Who’s Side Is Our Microbiota Really on When It Comes to Viruses?
Samantha Yohe (3 PM Micro) found a review article which further examines the beneficial role of the normal microbiota. In class, we described how these organisms can compete for nutrients with pathogenic microorganisms, and since they for the most part are better at doing this than pathogens, they can keep other bacteria, fungi, etc. from growing well. However, this model doesn’t really do much to explain the developing role of the normal microbiota in helping to prevent viruses from infecting us, since viruses do not need to compete for nutrients on their own. Here is Samantha’s summary:
After reading the article, Influence of Microbiota on Viral Infections from the NCBI website one isn’t sure about their resident microbiota’s intentions. Are these intentions good or are they bad?

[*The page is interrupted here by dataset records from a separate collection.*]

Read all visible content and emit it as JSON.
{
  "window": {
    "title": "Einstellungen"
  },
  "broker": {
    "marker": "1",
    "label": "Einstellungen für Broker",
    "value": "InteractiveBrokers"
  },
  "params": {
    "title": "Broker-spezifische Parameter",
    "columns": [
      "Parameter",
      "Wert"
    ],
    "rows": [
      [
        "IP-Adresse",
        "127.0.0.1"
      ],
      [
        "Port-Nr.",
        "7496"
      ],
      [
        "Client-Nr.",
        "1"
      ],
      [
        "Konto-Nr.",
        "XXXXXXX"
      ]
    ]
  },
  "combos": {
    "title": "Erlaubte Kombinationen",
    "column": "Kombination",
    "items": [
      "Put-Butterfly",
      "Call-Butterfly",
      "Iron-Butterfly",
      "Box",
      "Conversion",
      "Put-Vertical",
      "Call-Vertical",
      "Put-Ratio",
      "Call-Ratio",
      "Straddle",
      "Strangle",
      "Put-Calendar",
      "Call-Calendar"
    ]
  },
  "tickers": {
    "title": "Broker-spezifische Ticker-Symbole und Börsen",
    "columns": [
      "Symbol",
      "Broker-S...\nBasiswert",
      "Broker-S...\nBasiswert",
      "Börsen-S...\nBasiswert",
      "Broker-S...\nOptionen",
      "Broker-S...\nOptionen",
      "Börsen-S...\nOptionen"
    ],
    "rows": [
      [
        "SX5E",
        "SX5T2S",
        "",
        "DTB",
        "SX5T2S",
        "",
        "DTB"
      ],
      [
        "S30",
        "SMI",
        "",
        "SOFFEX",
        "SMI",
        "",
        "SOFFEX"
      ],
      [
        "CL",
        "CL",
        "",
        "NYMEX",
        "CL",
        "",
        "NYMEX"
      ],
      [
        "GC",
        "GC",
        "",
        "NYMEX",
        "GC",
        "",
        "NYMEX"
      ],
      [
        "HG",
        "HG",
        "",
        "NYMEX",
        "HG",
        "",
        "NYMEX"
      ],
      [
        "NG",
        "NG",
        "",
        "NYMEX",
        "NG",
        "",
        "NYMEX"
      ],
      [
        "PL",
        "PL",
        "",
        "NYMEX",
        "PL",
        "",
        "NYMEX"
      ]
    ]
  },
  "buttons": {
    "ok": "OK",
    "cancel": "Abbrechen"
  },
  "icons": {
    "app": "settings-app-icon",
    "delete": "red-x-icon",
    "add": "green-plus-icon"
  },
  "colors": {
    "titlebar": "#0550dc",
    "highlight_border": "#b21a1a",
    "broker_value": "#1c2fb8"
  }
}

Our normal flora is a significant variable when it comes to our current state of well-being. This flora has the opportunity to aid in the protection of our health against viral pathogens and much more. Microbiota coats the entry-ways of our body including skin, mucous membranes, and so on. It shows microbial antagonism making it difficult for a virus to wreak havoc on our system due to such an unwelcoming environment for the virus to flourish. But, our flora can have even more effects that help protect us from such infectious agents. One example from the article is that of mice and their susceptibility to the Influenza A virus. It was shown that mice treated with antibiotics that caused depletion of their natural commensals were more susceptible to the virus than those that were left untreated. This protection seen by commensals seems indirect according to researchers. The reason being is that the resident flora causes the release of inflammasome which in turn initiates migration of T-cells, the immune systems natural response to such infection.
The “dark side” to microbiota can show direct assistance in viral replication when looking at mice infected with oral poliovirus. In the article, mice were infected with poliovirus and some were treated then with antibiotics while others were left to fend it off with the aid of their normal flora. Results showed that those treated with the antibiotic had less of a mortality rate than those that were not. They also found that those mice treated by antibiotics still released the virus but its transmission ability was reduced. Researchers also found in their study that 3 viruses from 3 different families depended heavily on resident bacteria within the gastrointestinal tract of mice in order to reproduce. This quandary proposed another question to the researchers as far as human viruses go. HIV-1 is spread across our mucous membranes which are composed richly of commensal bacteria. Researchers question whether or not HIV-1 may be using our own flora to reproduce and transmit itself much like that of the poliovirus in mice.
The same researchers in this article also found that Mouse Mammary Tumor Virus (MMTV) uses immune response of Toll-receptors within the body of the infected mouse to create immunity for itself. MMTV was able to create its own immunity by taking advantage of the tolerogenic qualities of the normal flora of the mouse.
Now and for the rest of time clinical fields must remember the multitudes of bacteria that take up residence on and within our bodies and their interactions with numerous agents they come into contact with. The interactions going on between our very own microbiota and these possible pathogens could mean the difference between protection and infection.